Pensione extrema ratio
C’è un problema se il tetto all’età è l’unica via per razionalizzare la Pa.
E’ legittimo dubitare dell’allarmismo di quei giornali che, di fronte all’abrogazione dell’istituto del trattenimento in servizio prevista dalla riforma della Pubblica amministrazione, parlano di “gotha della magistratura” decapitato, o di “capi più prestigiosi degli uffici” costretti a lasciare da Matteo Renzi. Contraccolpi organizzativi nell’immediato ci potranno essere, ma al fatto che i “più anziani” siano automaticamente i “più bravi” non ha mai creduto nessuno, anche prima che fosse in auge il presidente del Consiglio Rottamatore. E’ legittimo pure fidarsi delle buone intenzioni del ministro della Funzione pubblica, Marianna Madia, che – eliminando appunto la possibilità per i dipendenti della Pa di rimanere altri due anni al lavoro (cinque, nel caso dei magistrati) quando raggiungono i requisiti della pensione – punta a ringiovanire la burocrazia. 15 mila prepensionamenti – è il ragionamento – apriranno alla possibilità di assumere altrettanti giovani nei prossimi anni.
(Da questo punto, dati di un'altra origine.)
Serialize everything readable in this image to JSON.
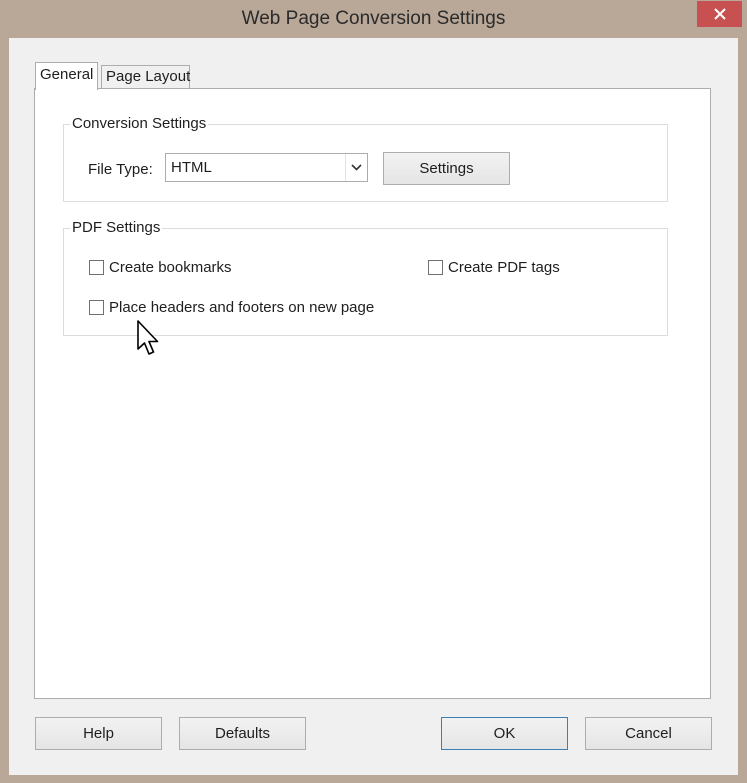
{
  "window": {
    "title": "Web Page Conversion Settings",
    "close_icon": "close-icon"
  },
  "tabs": [
    {
      "label": "General",
      "active": true
    },
    {
      "label": "Page Layout",
      "active": false
    }
  ],
  "conversion_settings": {
    "group_title": "Conversion Settings",
    "file_type_label": "File Type:",
    "file_type_value": "HTML",
    "settings_button": "Settings"
  },
  "pdf_settings": {
    "group_title": "PDF Settings",
    "checkboxes": [
      {
        "label": "Create bookmarks",
        "checked": false
      },
      {
        "label": "Create PDF tags",
        "checked": false
      },
      {
        "label": "Place headers and footers on new page",
        "checked": false
      }
    ]
  },
  "footer_buttons": {
    "help": "Help",
    "defaults": "Defaults",
    "ok": "OK",
    "cancel": "Cancel"
  },
  "colors": {
    "frame": "#b9a898",
    "close_button": "#c75050",
    "default_button_border": "#3c7fb1"
  }
}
Tuttavia, comunque la si pensi sul valore professionale di chi sarà costretto ad abbandonare e di chi riuscirà a fare il suo ingresso nella Pa, è indubbio che un problema ci sia. Che per fare largo ai più giovani si sia costretti a defenestrare i più anziani, infatti, non è né socialmente né economicamente razionale. Primo: studi e sondaggi dimostrano che l’ansia di andare in pensione, tra i 60enni, è più bassa di quanto si potrebbe ritenere. Addirittura minoritaria. Secondo: il pensionamento precoce è associato a forme di declino cognitivo altrettanto precoci, sia dopo sia immediatamente prima il ritiro dal lavoro. Terzo: l’allungamento dell’aspettativa di vita consiglierebbe, per esigenze di sostenibilità della finanza pubblica, di non rinunciare alla leggera ai contributi previdenziali dei lavoratori. Quarto: dov’è scritto che un professore universitario 72enne sia meno utile all’ateneo e agli allievi di un collega 50enne? Non è un caso, in definitiva, se nei paesi più avanzati e liberali (come gli Stati Uniti), e nei settori di frontiera (come la ricerca scientifica), da qualche anno si stia valutando di “pensionare il pensionamento”. In Italia, dove la valutazione nella Pa è di fatto proibita, così come sono vietati premi e sanzioni (licenziamenti dei travet inclusi), alle prime difficoltà sistemiche il pensionamento anticipato diventa l’unica strada per tentare una razionalizzazione. Non è un bel vedere, ma in un sistema ingessato che da decenni impedisce qualsiasi mobilità degli insider, è logico che sia così.